Samuel Kleda, archevêque métropolitain de Douala, a exprimé publiquement son malaise face à la reconduction de Paul Biya à la tête de l’État camerounais. À 92 ans, dont 43 à la tête du pays, le vieux locataire du Palais d’Etoudi entame ainsi un huitième mandat.
Invité de Radio France Internationale (RFI), au micro du journaliste Christophe Boisbouvier, le prélat n’a pas caché sa tristesse. Mgr Kleda a rappelé les exigences humaines et physiques liées à l’exercice de la fonction présidentielle. « Vraiment, je dirais, je suis triste. Je suis triste parce que, selon moi, quand on est une autorité, ça veut dire qu’on doit être capable de gouverner. Mais nous le savons, sur le plan humain, une personne âgée de 92 ans ne peut plus travailler nuit et jour pour gouverner », a-t-il déclaré.
Ces propos s’inscrivent dans la continuité des mises en garde formulées par l’archevêque en 2024, lorsqu’il jugeait peu réaliste une nouvelle candidature du président sortant, au regard des défis économiques, sociaux et sécuritaires auxquels le Cameroun est confronté. Sans remettre en cause les institutions, Mgr Kleda souligne avant tout les limites imposées par la condition humaine, estimant que la lucidité devrait primer dans les choix politiques majeurs.

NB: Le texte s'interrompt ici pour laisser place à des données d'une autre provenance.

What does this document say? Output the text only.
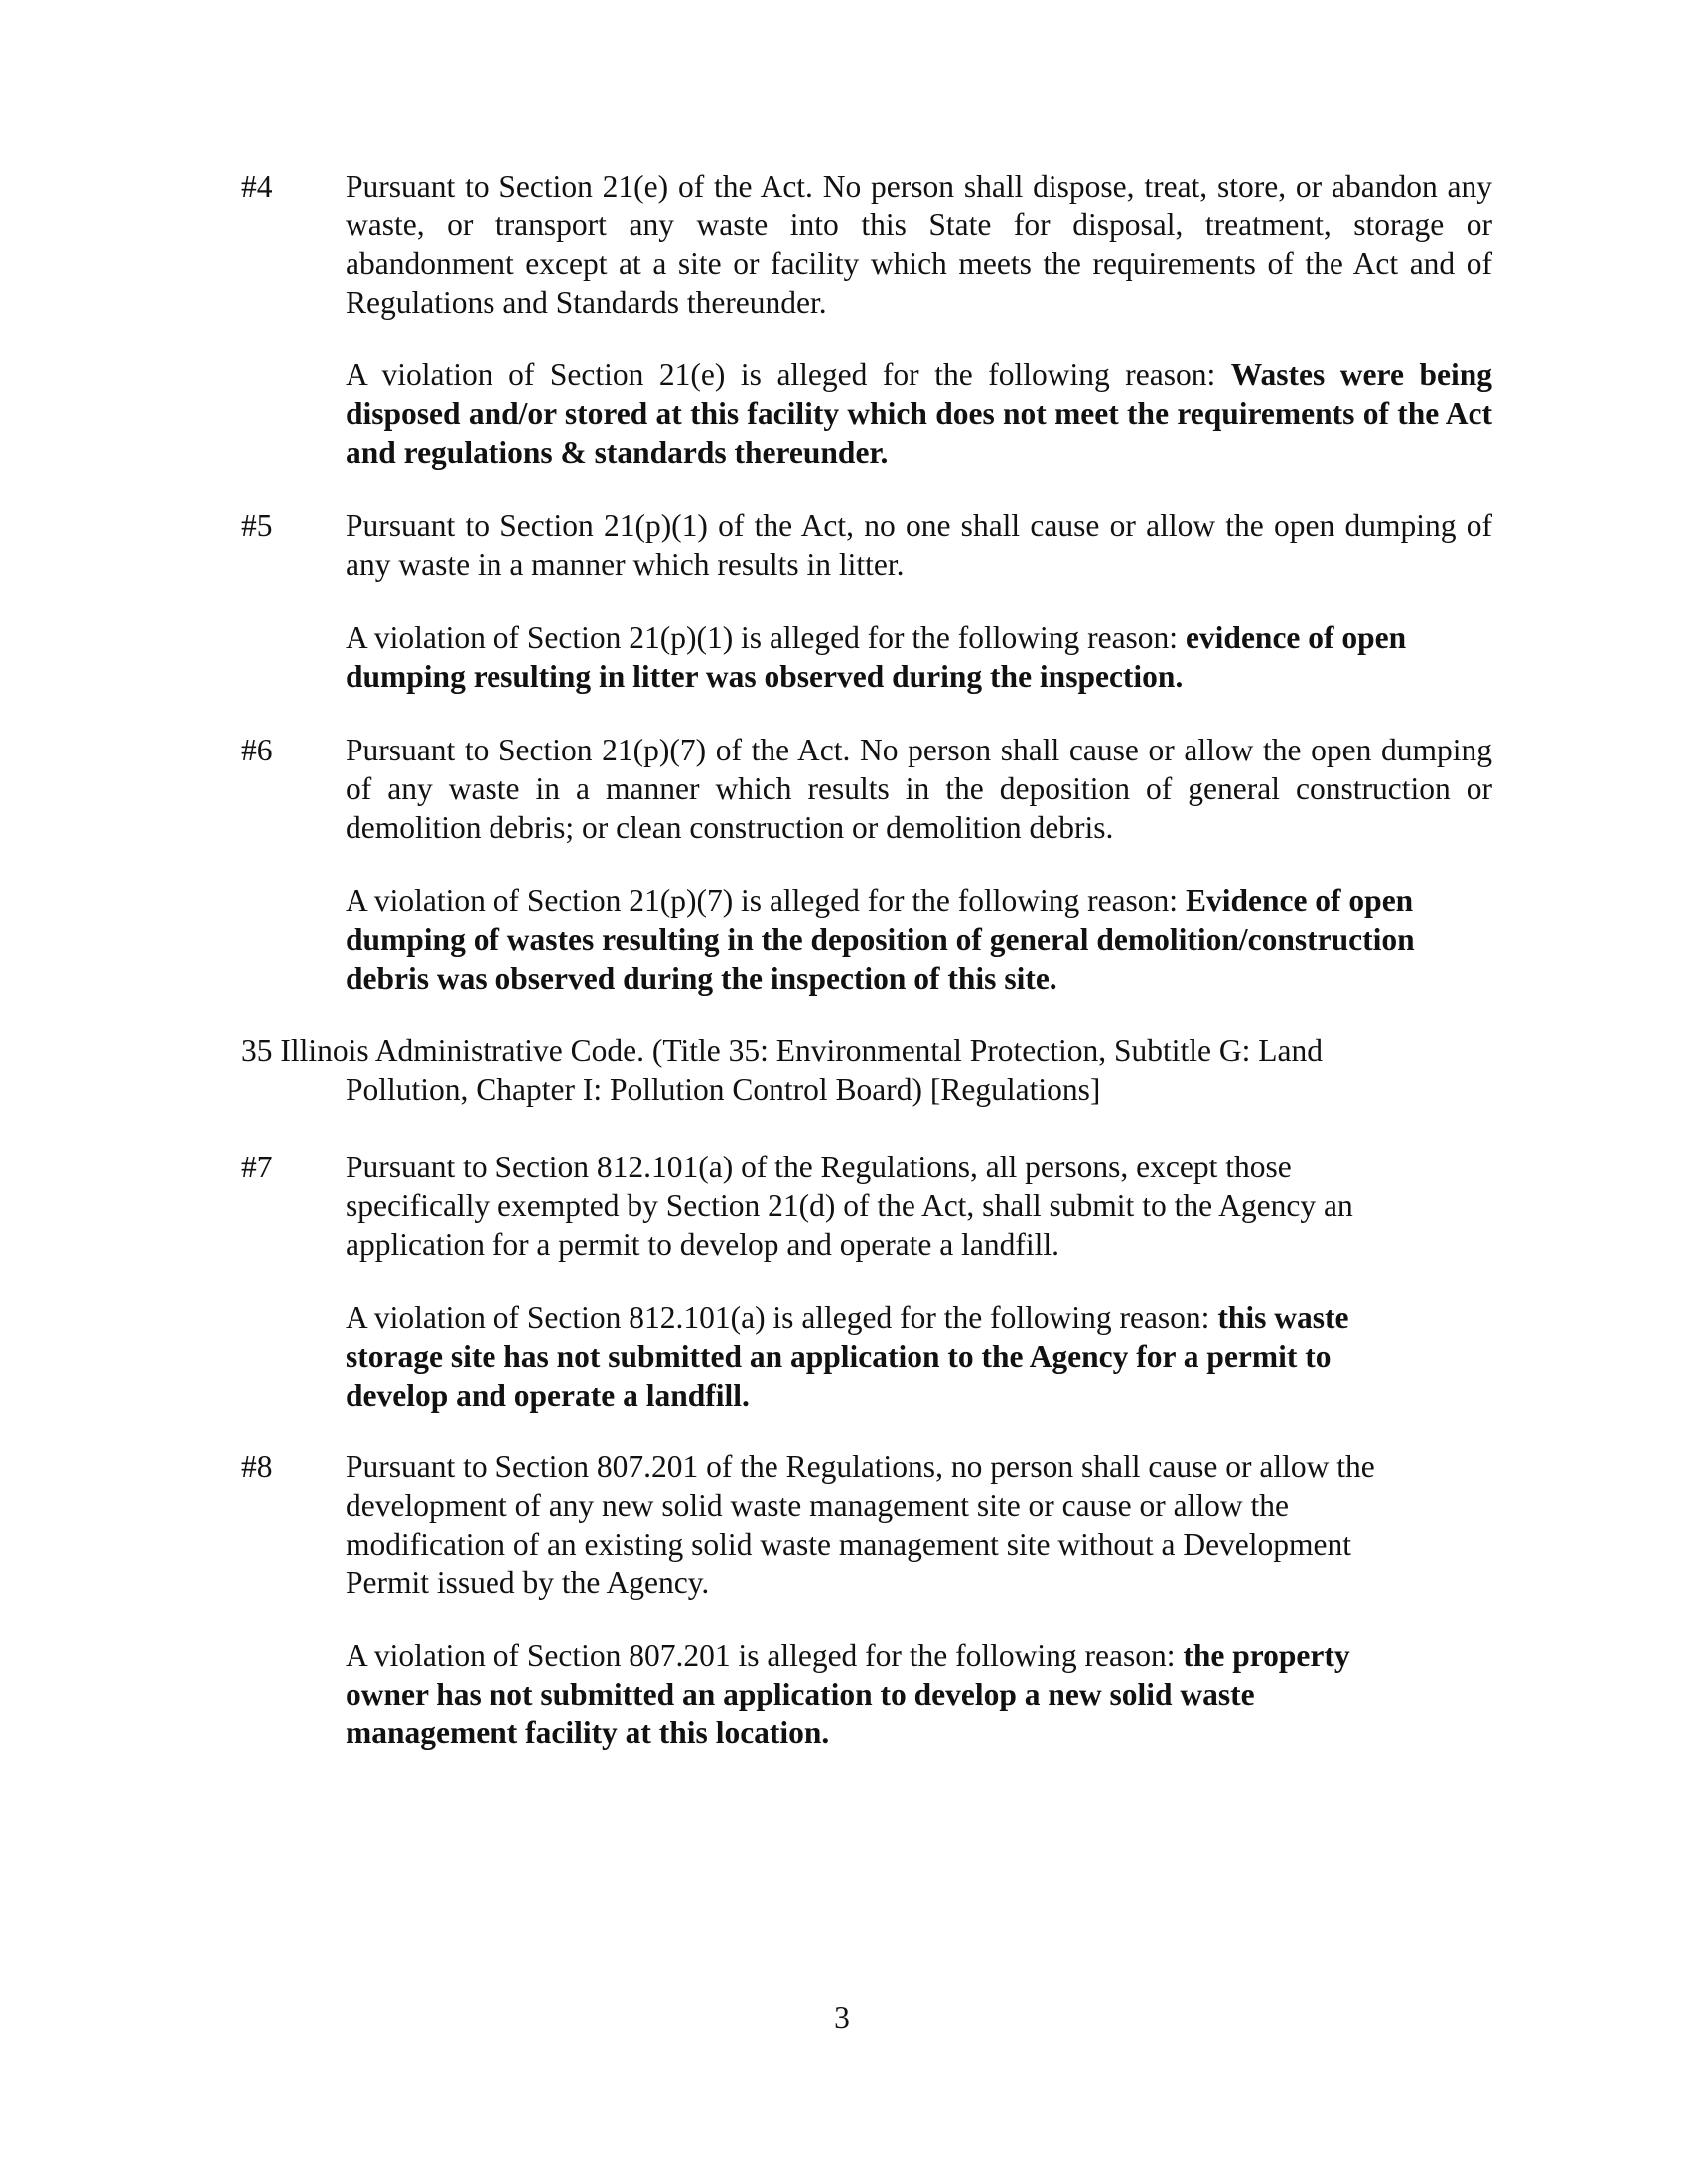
#4	Pursuant to Section 21(e) of the Act. No person shall dispose, treat, store, or abandon any waste, or transport any waste into this State for disposal, treatment, storage or abandonment except at a site or facility which meets the requirements of the Act and of Regulations and Standards thereunder.
A violation of Section 21(e) is alleged for the following reason: Wastes were being disposed and/or stored at this facility which does not meet the requirements of the Act and regulations & standards thereunder.
#5	Pursuant to Section 21(p)(1) of the Act, no one shall cause or allow the open dumping of any waste in a manner which results in litter.
A violation of Section 21(p)(1) is alleged for the following reason: evidence of open dumping resulting in litter was observed during the inspection.
#6	Pursuant to Section 21(p)(7) of the Act. No person shall cause or allow the open dumping of any waste in a manner which results in the deposition of general construction or demolition debris; or clean construction or demolition debris.
A violation of Section 21(p)(7) is alleged for the following reason: Evidence of open dumping of wastes resulting in the deposition of general demolition/construction debris was observed during the inspection of this site.
35 Illinois Administrative Code. (Title 35: Environmental Protection, Subtitle G: Land
Pollution, Chapter I: Pollution Control Board) [Regulations]
#7	Pursuant to Section 812.101(a) of the Regulations, all persons, except those specifically exempted by Section 21(d) of the Act, shall submit to the Agency an application for a permit to develop and operate a landfill.
A violation of Section 812.101(a) is alleged for the following reason: this waste storage site has not submitted an application to the Agency for a permit to develop and operate a landfill.
#8	Pursuant to Section 807.201 of the Regulations, no person shall cause or allow the development of any new solid waste management site or cause or allow the modification of an existing solid waste management site without a Development Permit issued by the Agency.
A violation of Section 807.201 is alleged for the following reason: the property owner has not submitted an application to develop a new solid waste management facility at this location.
3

Pour le métropolitain de Douala, le pays a manqué une occasion historique de transition pacifique. Le natif de Yagoua regrette que les appels au réalisme et à l’alternance n’aient pas été entendus. « On devait être réaliste, dire que non, ce n’est pas ça. Essayons de choisir une autre personne qui puisse gouverner le pays. Mais malheureusement, nous sommes là à ce niveau », a-t-il déploré.